A new analysis shows that Tesla’s profit margin per vehicle built towers over that of Toyota by roughly eight times. Tesla built slightly less than one-seventh of the vehicles Toyota did from July to September but outshined the Japanese company where it matters in Q3 2022: on the financials sheet.
Tesla’s profit margin per vehicle for Q3 2022 was eight times what Toyota brought in, an analysis from Nikkei Asia shows. Tesla reported $3.29 billion net profit in Q3, while Toyota said it made $3.15 billion in the same time frame. There’s more to the story, though.
Toyota was caught in the middle of several scenarios that required unforeseen spending. For example, Toyota was plagued with high operating costs as electricity prices skyrocketed, and relatively predictable material cost increases also contributed to monumental spending in Q3. In all, Toyota’s financial spending pushed operating profits down just over $3 billion.
This is not to say that Tesla has not refined its manufacturing processes and spending to reach world-class levels. For years, Tesla has been known to have some of the best profitability margins on its vehicles in various markets. In China, gross margins for the Model 3 and Model Y reached as high as 39 and 29.4 percent, respectively.

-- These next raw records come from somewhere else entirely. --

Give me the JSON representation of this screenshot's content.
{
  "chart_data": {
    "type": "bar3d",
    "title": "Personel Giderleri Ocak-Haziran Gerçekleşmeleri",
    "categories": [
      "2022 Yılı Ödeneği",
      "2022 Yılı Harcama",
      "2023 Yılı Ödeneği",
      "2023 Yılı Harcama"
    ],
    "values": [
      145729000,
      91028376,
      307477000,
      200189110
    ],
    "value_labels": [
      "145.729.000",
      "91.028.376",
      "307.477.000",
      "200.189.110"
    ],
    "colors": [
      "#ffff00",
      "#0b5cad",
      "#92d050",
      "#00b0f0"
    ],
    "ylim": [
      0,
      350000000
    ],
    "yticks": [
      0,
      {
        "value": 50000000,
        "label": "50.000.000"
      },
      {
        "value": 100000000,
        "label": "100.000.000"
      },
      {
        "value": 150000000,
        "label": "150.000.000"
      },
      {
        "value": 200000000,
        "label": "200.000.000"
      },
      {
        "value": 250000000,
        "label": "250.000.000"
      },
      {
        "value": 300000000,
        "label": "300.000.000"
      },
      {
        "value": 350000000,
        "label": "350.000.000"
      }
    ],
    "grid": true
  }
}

Tesla has continued this globally, with its automotive gross margin of 27.9 percent in Q3, unchanged from Q2.
The company’s highest gross margin in the past year was 32.9 percent, which occurred in Q1 2022.
Tesla is on scale much smaller than Toyota. In 2021, Tesla delivered almost exactly one-tenth of the cars that Toyota did on a global scale. Tesla reported 936,000 deliveries for the year, while Toyota’s 9.51 million units were enough to make it the best-selling car company of 2021.
However, on a quarterly basis, comparing Tesla to Toyota in the three months from July to September, Toyota sold 7.6 times as many cars as Tesla. This is where the financials come into play and where Tesla’s profit margin is really impressive.
Nikkei Asia’s analysis shows Tesla made $9,570 per vehicle during Q3, enough to make Tesla more profitable per vehicle than any other manufacturer on the planet. However, the report states this is unconfirmed. Toyota made only around $1,200 per vehicle.
“The biggest factor behind Tesla’s profit growth is sales volume, then prices hikes and a rise in self-driving software sales,” an analyst at SBI Securities said.
Cutting operating costs is not out of line or uncommon for Tesla. Recently, the company started trimming expenditures in China by ditching flashy showrooms and swapping them out for multi-purpose facilities instead. In terms of manufacturing, the Giga Press revolutionized vehicle castings for the company by eliminating parts, improving production time, and increasing efficiency.
Tesla’s unique stance on vertical integration has also led to reductions in overall spending, leading to more profitability per vehicle.